А. С. Глинка (Волжский) нашел в пьесе перекличку с «Дядей Ваней» (утешительные слова Ани в конце III действия — финальный монолог Сони), с «Крыжовником», «Невестой», «Тремя сестрами» (речи Трофимова — «человек с молоточком», Саша, финальный монолог Ольги) — «Журнал для всех», № 5. По словам М. О. Гершензона, Чехов в «Вишневом саде» «дал тот же материал, что и раньше, но только еще тоньше, еще изящнее обработанный…» («Научное слово», № 3). В наиболее общей форме эта мысль была высказана Юр. Беляевым, рассматривавшим «Вишневый сад» как «заключительный аккорд всей серии чеховских драм» и делавшим вывод: «Дальше идти в этом направлении некуда» («Новое время», 3 апреля, № 10087).

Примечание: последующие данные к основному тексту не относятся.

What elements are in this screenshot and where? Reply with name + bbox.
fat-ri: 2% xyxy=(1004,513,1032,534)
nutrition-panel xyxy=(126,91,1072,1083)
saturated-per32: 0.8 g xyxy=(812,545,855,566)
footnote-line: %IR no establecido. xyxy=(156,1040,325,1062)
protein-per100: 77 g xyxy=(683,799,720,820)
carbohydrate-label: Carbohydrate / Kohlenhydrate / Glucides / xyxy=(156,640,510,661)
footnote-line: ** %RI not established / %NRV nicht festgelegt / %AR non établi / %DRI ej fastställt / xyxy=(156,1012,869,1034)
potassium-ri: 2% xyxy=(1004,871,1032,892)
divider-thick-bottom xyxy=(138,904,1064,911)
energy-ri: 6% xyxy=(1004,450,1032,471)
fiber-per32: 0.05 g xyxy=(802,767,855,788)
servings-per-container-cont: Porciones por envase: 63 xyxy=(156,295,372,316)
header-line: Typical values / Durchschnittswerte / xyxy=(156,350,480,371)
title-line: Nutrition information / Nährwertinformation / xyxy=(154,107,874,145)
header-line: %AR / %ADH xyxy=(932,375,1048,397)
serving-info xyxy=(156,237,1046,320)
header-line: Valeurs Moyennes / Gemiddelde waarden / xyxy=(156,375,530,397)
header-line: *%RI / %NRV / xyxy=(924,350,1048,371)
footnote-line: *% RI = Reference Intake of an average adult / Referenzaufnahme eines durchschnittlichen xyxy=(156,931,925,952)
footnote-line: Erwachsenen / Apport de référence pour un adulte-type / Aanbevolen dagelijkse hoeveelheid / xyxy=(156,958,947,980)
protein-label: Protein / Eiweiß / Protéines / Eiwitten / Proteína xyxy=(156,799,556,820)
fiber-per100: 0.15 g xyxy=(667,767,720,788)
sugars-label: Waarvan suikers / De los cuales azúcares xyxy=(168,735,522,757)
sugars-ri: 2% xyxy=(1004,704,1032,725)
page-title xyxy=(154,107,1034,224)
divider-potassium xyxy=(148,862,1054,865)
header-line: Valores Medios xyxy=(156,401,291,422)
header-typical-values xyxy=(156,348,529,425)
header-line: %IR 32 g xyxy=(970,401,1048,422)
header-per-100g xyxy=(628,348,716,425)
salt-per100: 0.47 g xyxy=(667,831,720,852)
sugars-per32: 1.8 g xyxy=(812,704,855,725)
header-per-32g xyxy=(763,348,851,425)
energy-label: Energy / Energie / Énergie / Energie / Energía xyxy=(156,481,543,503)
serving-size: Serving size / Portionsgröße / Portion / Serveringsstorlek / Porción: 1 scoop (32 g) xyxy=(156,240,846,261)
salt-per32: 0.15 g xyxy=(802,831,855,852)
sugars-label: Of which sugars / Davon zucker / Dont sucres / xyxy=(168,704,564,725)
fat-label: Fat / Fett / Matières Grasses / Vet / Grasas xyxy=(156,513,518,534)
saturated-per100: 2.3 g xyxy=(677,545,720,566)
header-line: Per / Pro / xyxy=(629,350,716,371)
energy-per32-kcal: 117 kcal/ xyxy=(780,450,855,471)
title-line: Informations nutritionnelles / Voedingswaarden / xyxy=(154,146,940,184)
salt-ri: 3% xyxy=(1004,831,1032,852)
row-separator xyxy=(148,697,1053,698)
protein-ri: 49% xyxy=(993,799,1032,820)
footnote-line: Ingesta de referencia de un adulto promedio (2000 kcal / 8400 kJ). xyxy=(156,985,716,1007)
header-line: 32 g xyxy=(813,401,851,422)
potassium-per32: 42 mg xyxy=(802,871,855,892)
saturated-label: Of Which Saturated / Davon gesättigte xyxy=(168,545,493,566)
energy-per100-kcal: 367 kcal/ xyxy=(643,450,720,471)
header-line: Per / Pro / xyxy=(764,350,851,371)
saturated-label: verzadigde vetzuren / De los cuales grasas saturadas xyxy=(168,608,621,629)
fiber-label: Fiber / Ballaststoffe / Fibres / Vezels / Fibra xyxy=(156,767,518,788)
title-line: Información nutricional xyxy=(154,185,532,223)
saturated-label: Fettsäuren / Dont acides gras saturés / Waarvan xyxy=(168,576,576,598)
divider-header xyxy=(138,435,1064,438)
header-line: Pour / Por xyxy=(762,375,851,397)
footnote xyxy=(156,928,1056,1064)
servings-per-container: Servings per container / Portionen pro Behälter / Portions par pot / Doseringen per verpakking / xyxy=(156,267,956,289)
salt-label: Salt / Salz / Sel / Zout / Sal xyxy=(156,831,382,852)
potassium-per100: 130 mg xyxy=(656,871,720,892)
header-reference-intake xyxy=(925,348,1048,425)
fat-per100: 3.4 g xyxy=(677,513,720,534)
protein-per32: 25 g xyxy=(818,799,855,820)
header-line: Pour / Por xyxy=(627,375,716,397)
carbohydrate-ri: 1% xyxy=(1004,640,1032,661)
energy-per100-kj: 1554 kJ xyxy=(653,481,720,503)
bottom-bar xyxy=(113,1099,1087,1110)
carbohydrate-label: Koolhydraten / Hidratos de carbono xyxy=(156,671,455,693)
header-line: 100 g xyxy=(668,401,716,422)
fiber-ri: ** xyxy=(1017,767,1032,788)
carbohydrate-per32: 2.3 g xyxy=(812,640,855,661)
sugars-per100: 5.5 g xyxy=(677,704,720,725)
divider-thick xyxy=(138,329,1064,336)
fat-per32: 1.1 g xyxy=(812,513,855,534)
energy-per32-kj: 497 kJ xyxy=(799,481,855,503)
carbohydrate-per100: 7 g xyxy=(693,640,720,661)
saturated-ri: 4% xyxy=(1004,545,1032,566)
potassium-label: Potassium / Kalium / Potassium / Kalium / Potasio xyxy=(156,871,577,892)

Преемственная связь «Вишневого сада» с прежним его творчеством вызвала резко отрицательную оценку революционно настроенных кругов. Горький, уже хлопотавший о публикации пьесы в «Знании», писал К. П. Пятницкому 21 или 22 октября 1903 г., побывав на ее чтении в Художественном театре: «… в чтении она не производит впечатления крупной вещи. Нового — ни слова. Всё — настроения, идеи — если можно говорить о них — лица, — все это уже было в его пьесах. Конечно — красиво и — разумеется — со сцены повеет на публику зеленой тоской. А о чем тоска — не знаю» (Собр. соч. в тридцати томах, т. 28. М., 1954, с. 291).
С этой оценкой с первого взгляда не вяжется фраза, сказанная Горьким самому Чехову в присутствии журналиста В. Тройнова в дни репетиций «Вишневого сада»: «Теперь, я уверен, ваша следующая пьеса будет революционная» (В. Тройнов. Московские встречи. — «Литературная газета», 1938, 30 марта, № 18; его же. Встречи в Москве. Из воспоминаний. — «Литература и искусство», 1944, 15 июля, № 29). Однако это было желание видеть Чехова иным, чем он был как автор «Вишневого сада» (ср. горьковскую характеристику действующих лиц пьесы, не исключая и «дрянненького студента Трофимова», как героев пассивных, много говорящих, но ничего не делающих и ненужных. — «А. П. Чехов. Отрывки из воспоминаний». — «Нижегородский сборник». Изд. т-ва «Знание», СПб., 1905, стр. 15).